AIR2025

Mr. Syamprasad Guda

Intelligent Autoscaling for AI Workloads: A Cost-Efficient, Multi-Cloud Approach with KEDA and Event-Driven Microservices

Abstract:

As AI workloads become increasingly dynamic and resource-intensive, organizations face the challenge of ensuring scalability, resilience, and cost-efficiency across cloud environments. This session presents a real-world architecture that integrates Kubernetes-based Event Driven Autoscaler (KEDA) with serverless Java microservices deployed in an active-active multi-cloud setup across AWS, Azure, and GCP.
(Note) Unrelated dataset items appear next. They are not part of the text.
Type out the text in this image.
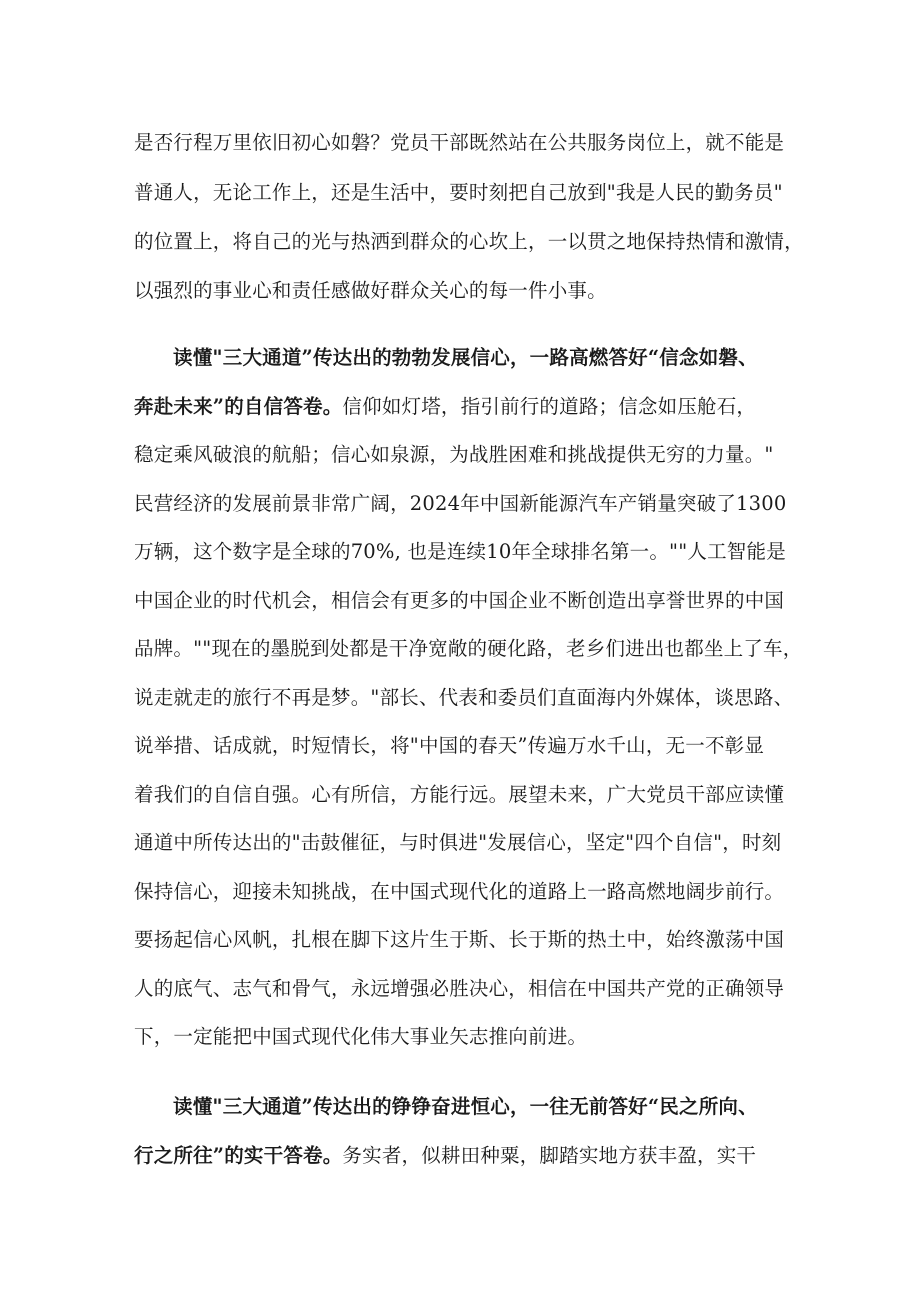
是否行程万里依旧初心如磐？党员干部既然站在公共服务岗位上，就不能是
普通人，无论工作上，还是生活中，要时刻把自己放到"我是人民的勤务员"
的位置上，将自己的光与热洒到群众的心坎上，一以贯之地保持热情和激情，
以强烈的事业心和责任感做好群众关心的每一件小事。
读懂"三大通道”传达出的勃勃发展信心，一路高燃答好“信念如磐、
奔赴未来”的自信答卷。信仰如灯塔，指引前行的道路；信念如压舱石，
稳定乘风破浪的航船；信心如泉源，为战胜困难和挑战提供无穷的力量。"
民营经济的发展前景非常广阔，2024年中国新能源汽车产销量突破了1300
万辆，这个数字是全球的70%, 也是连续10年全球排名第一。""人工智能是
中国企业的时代机会，相信会有更多的中国企业不断创造出享誉世界的中国
品牌。""现在的墨脱到处都是干净宽敞的硬化路，老乡们进出也都坐上了车，
说走就走的旅行不再是梦。"部长、代表和委员们直面海内外媒体，谈思路、
说举措、话成就，时短情长，将"中国的春天”传遍万水千山，无一不彰显
着我们的自信自强。心有所信，方能行远。展望未来，广大党员干部应读懂
通道中所传达出的"击鼓催征，与时俱进"发展信心，坚定"四个自信"，时刻
保持信心，迎接未知挑战，在中国式现代化的道路上一路高燃地阔步前行。
要扬起信心风帆，扎根在脚下这片生于斯、长于斯的热土中，始终激荡中国
人的底气、志气和骨气，永远增强必胜决心，相信在中国共产党的正确领导
下，一定能把中国式现代化伟大事业矢志推向前进。
读懂"三大通道”传达出的铮铮奋进恒心，一往无前答好“民之所向、
行之所往”的实干答卷。务实者，似耕田种粟，脚踏实地方获丰盈，实干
We’ll explore how event-driven scaling—triggered by real workload signals like Kafka lag, queue depth, and database backlog—can outperform traditional CPU-based autoscaling in both responsiveness and cost savings. With experimental validation showing 45% cost reduction and 99.99% uptime under peak conditions, this architecture is particularly well-suited for AI applications such as real-time inference, NLP pipelines, and distributed analytics.

Attendees will gain practical insights into designing resilient, event-driven systems for AI services, implementing cross-cloud fault tolerance, and planning for future enhancements like predictive autoscaling and green cloud optimization. Whether you're an AI architect, DevOps leader, or cloud practitioner, this session will equip you with a scalable blueprint for next-gen AI infrastructure.